Earlier this week, I shared my traditional corned beef and cabbage recipe, and now I’m back with a great way to use up those leftovers. I LOVE to make corned beef, but it’s always way to much for me to eat in one sitting. So the next day I cut everything up and toss it into a skillet. Less than half an hour later we’ve got a tasty, delicious, filling main dish.
You can easily crack a few eggs over top for even more protein or whip up a frittata. If you don’t have leftover potatoes, you can cube 4 or 5 red potatoes and roast them.
If you’re looking for a quick & easy way to use up leftovers, I’d highly recommend giving this skillet a try.
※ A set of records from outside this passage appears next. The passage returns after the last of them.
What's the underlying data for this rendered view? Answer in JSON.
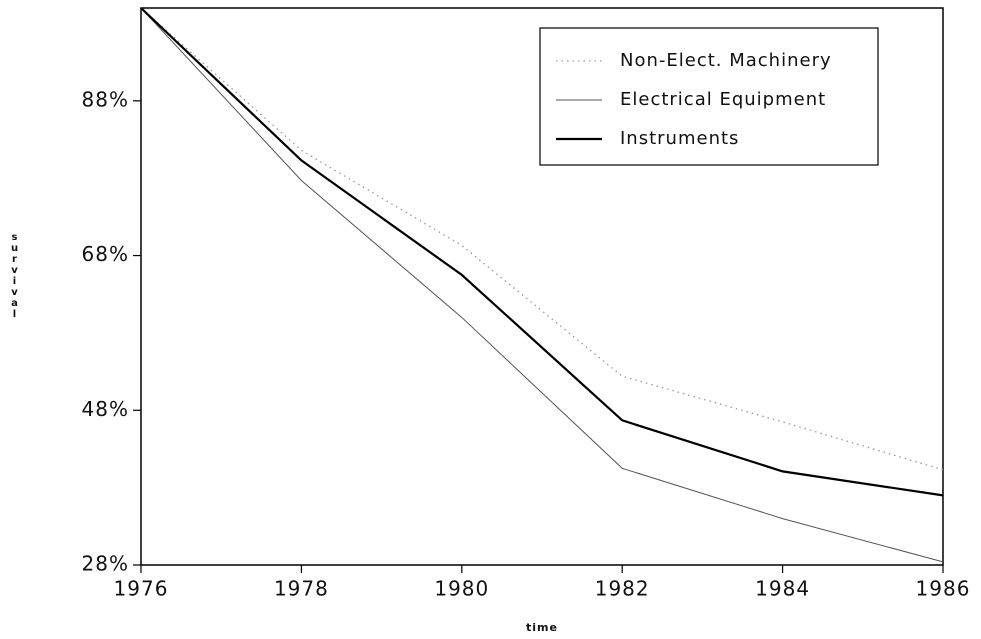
{
  "chart_data": {
    "type": "line",
    "x": [
      1976,
      1978,
      1980,
      1982,
      1984,
      1986
    ],
    "series": [
      {
        "name": "Non-Elect. Machinery",
        "color": "#999999",
        "style": "dotted",
        "values": [
          100,
          81.6,
          69.3,
          52.4,
          46.5,
          40.3
        ]
      },
      {
        "name": "Electrical Equipment",
        "color": "#555555",
        "style": "thin",
        "values": [
          100,
          77.7,
          60,
          40.5,
          34,
          28.4
        ]
      },
      {
        "name": "Instruments",
        "color": "#000000",
        "style": "thick",
        "values": [
          100,
          80.3,
          65.5,
          46.7,
          40.1,
          37
        ]
      }
    ],
    "xlim": [
      1976,
      1986
    ],
    "xticks": [
      1976,
      1978,
      1980,
      1982,
      1984,
      1986
    ],
    "ylim": [
      28,
      100
    ],
    "yticks": [
      {
        "value": 28,
        "label": "28%"
      },
      {
        "value": 48,
        "label": "48%"
      },
      {
        "value": 68,
        "label": "68%"
      },
      {
        "value": 88,
        "label": "88%"
      }
    ],
    "xlabel": "time",
    "ylabel": "survival",
    "legend": "upper right",
    "grid": false
  }
}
You can’t go wrong!
- 2 tbsp. unsalted butter or olive oil
- 1 small onion, diced
- 3 cloves garlic, minced
- 2 c. leftover potatoes, cubed
- ¼ tsp. thyme
- ¼ tsp. oregano
- ¼ tsp. basil
- ¼ tsp. paprika
- ¼ tsp. salt
- ½ tsp. black pepper
- 2 c. leftover corned beef, cubed
- 2 tbsp of ketchup
- In a large skillet set over medium high heat, melt the butter.
- Add the onion and cook until translucent, then add the garlic and cook until fragrant.
- Add the potatoes to the skillet and cook until lightly browned.
- Season with thyme, oregano, basil, paprika, salt and pepper.
- Add the ketchup – this is my moms secret ingredient – you will thank me later
- Stir in the corned beef and cook for 5 minutes or until everything is browned.
- Serve immediately, garnish with freshly chopped parsley if desired.
-Add a diced bell pepper with the onion and a few over-easy eggs at the end for an extra flavorful dish!